Fri, Dec 26, 2008 - Page 3 News List

Activists march to back call for change to Referendum Act

By Loa Iok-sin  /  STAFF REPORTER

Some 100 people joined with pro-independence groups in an “Annunciation parade” on Christmas Day yesterday, voicing their support for reforms to the Referendum Act (公民投票法) and the electoral system.

“The Bible says that angels announced Jesus’ birth and that Jesus brought love, peace, justice and truth to the world,” former Taiwan Association of University Professors chairman Tsay Ting-kuei (蔡丁貴) said.

Tsay has been in a sit-in demonstration outside the Legislative Yuan to demand changes to the Referendum Act and the electoral system.

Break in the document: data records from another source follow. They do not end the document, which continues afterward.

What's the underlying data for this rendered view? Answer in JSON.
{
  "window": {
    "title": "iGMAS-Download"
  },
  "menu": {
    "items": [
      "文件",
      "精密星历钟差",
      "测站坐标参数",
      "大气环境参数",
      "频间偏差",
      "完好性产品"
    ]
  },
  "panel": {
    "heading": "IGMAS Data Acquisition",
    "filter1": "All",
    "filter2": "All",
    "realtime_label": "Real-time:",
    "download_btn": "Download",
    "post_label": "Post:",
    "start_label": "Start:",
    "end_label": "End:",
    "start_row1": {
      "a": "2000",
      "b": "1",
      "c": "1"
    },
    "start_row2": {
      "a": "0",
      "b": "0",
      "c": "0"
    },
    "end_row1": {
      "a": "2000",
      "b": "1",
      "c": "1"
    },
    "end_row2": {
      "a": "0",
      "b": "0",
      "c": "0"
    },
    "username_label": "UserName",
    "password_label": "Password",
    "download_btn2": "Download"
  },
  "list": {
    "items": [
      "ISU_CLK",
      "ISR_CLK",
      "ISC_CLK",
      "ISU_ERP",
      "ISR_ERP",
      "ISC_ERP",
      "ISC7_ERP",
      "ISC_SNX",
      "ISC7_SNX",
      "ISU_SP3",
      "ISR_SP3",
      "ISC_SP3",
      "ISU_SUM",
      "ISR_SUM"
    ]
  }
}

“In the same sense, a real referendum system — an act of direct democracy — and improved legislative elections would help our country become a better and more just place through peaceful means,” Tsay said, explaining why the parade was being staged.

The Referendum Act requires a high number of petitioners for a proposed intiative to gain approval. Once it reaches polling stations, more than 50 percent of registered voters have to cast their votes and more than 50 percent of those must vote “yes” for the referendum to pass.

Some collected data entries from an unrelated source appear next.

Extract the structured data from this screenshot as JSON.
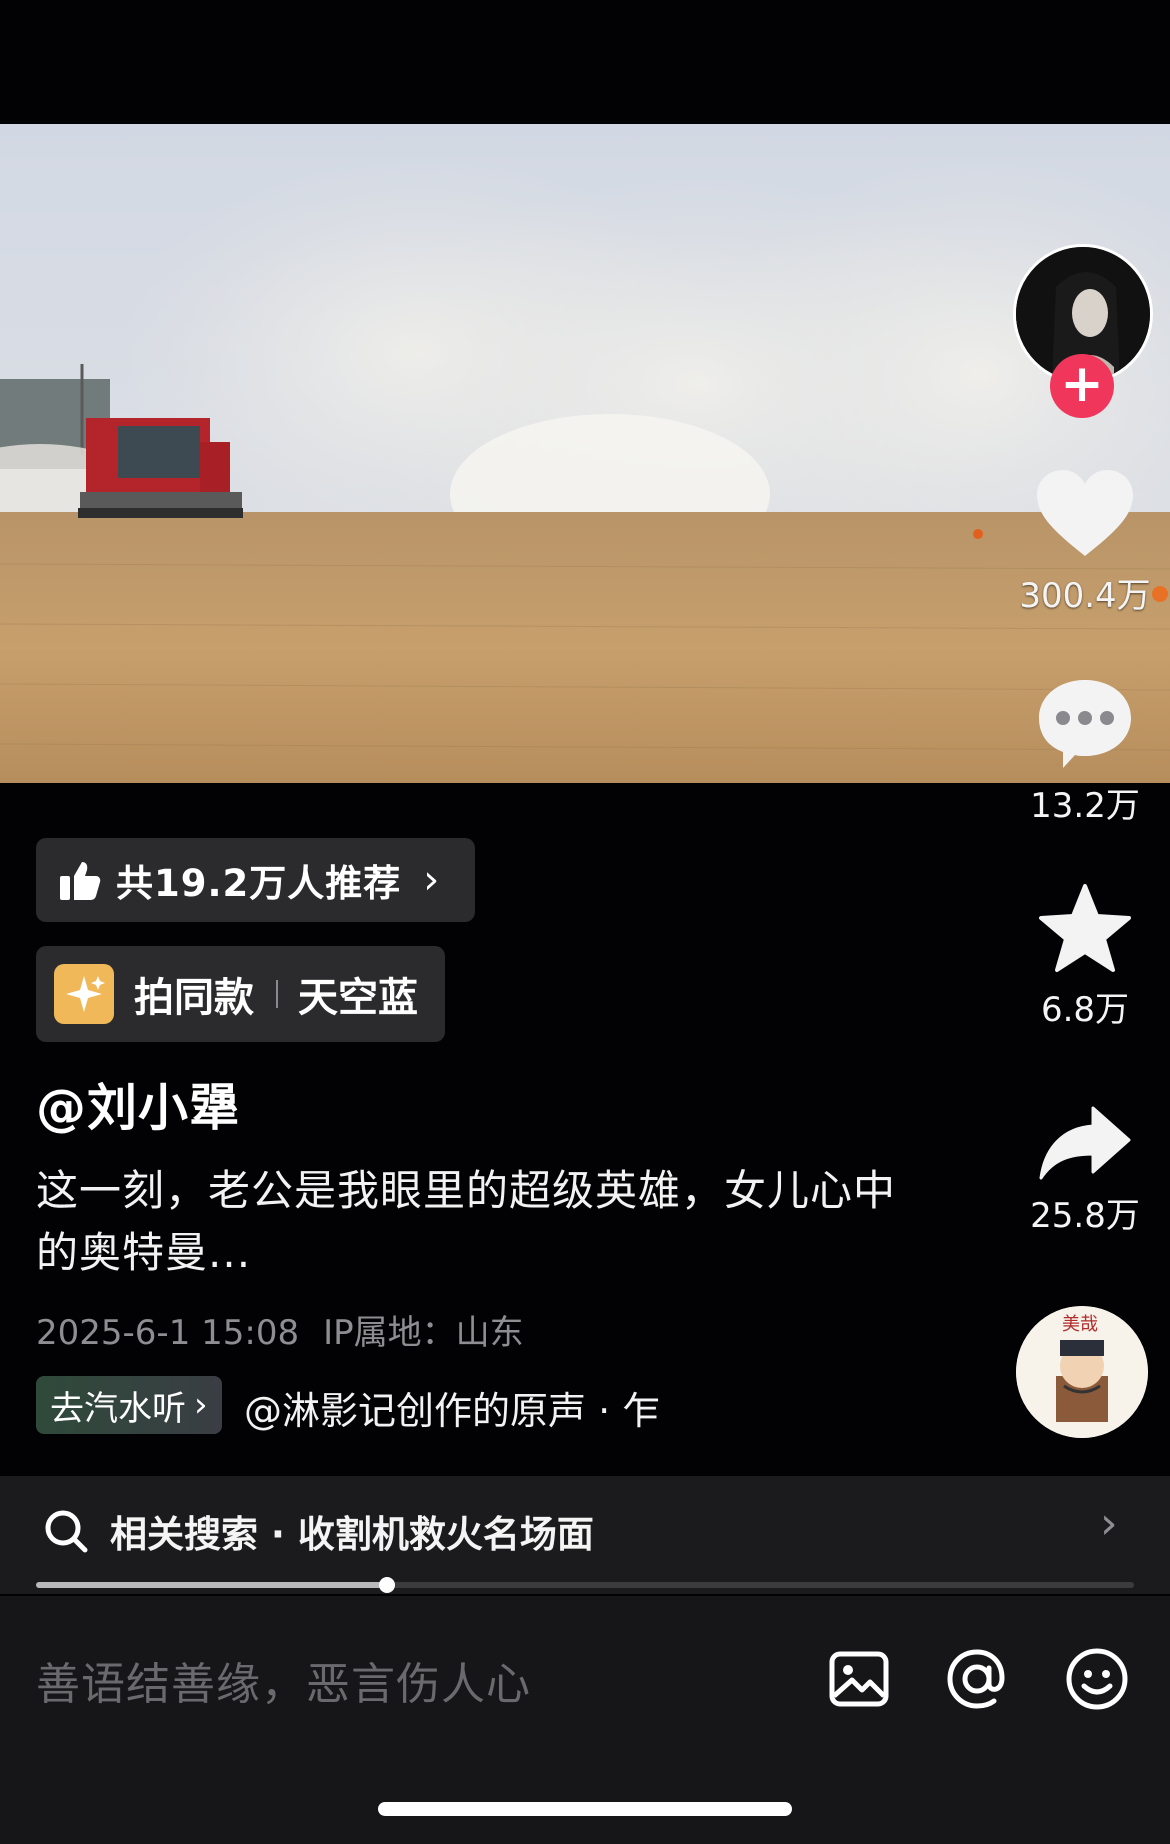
{
  "actions": {
    "like_count": "300.4万",
    "comment_count": "13.2万",
    "favorite_count": "6.8万",
    "share_count": "25.8万"
  },
  "recommend": {
    "label": "共19.2万人推荐"
  },
  "same_style": {
    "label": "拍同款",
    "name": "天空蓝"
  },
  "post": {
    "author": "@刘小犟",
    "caption": "这一刻，老公是我眼里的超级英雄，女儿心中的奥特曼...",
    "date": "2025-6-1 15:08",
    "ip": "IP属地：山东"
  },
  "music": {
    "listen_label": "去汽水听",
    "title": "@淋影记创作的原声 · 乍"
  },
  "disc_text": "美哉",
  "related_search": {
    "label": "相关搜索 · 收割机救火名场面",
    "progress": 0.32
  },
  "comment": {
    "placeholder": "善语结善缘，恶言伤人心"
  }
}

The activists also believe the legislative election system is unfair, since each county and city, regardless of its size or population, must have at least one representative in the legislature.

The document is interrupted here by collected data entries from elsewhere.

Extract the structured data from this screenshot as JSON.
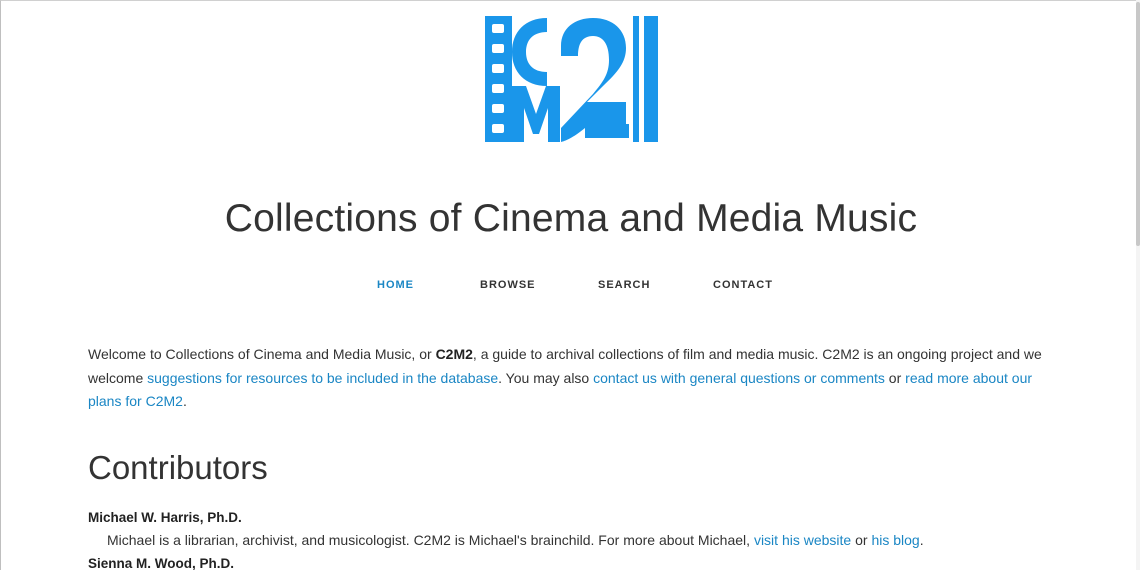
{
  "site": {
    "title": "Collections of Cinema and Media Music",
    "logo_text": "C2M2",
    "brand_color": "#1a86c4",
    "logo_color": "#1a96ea"
  },
  "nav": {
    "items": [
      {
        "label": "HOME",
        "active": true
      },
      {
        "label": "BROWSE",
        "active": false
      },
      {
        "label": "SEARCH",
        "active": false
      },
      {
        "label": "CONTACT",
        "active": false
      }
    ]
  },
  "intro": {
    "t1": "Welcome to Collections of Cinema and Media Music, or ",
    "bold": "C2M2",
    "t2": ", a guide to archival collections of film and media music. C2M2 is an ongoing project and we welcome ",
    "link1": "suggestions for resources to be included in the database",
    "t3": ". You may also ",
    "link2": "contact us with general questions or comments",
    "t4": " or ",
    "link3": "read more about our plans for C2M2",
    "t5": "."
  },
  "contributors": {
    "heading": "Contributors",
    "people": [
      {
        "name": "Michael W. Harris, Ph.D.",
        "bio_text": "Michael is a librarian, archivist, and musicologist. C2M2 is Michael's brainchild. For more about Michael, ",
        "link1": "visit his website",
        "mid": " or ",
        "link2": "his blog",
        "end": "."
      },
      {
        "name": "Sienna M. Wood, Ph.D."
      }
    ]
  }
}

“This [parade] is about good news and we want to spread the word to as many people as possible,” Union of Taiwanese Teachers chairwoman Wu Li-hui (吳麗慧) said.

“Christmas symbolizes love, peace and justice, and we want to tell people about our ideas through peaceful means,” she told the marchers.

“We still have a long way to go, but we will make it because each step we walk is filled with love,” she said.

The demonstrators set off following a prayer service, walking silently in single file and holding signs showing their demands, while volunteers wearing read Santa Claus hats handed out fliers and banners that read “give me back my civil rights” to passers-by. The parade finished peacefully two hours later.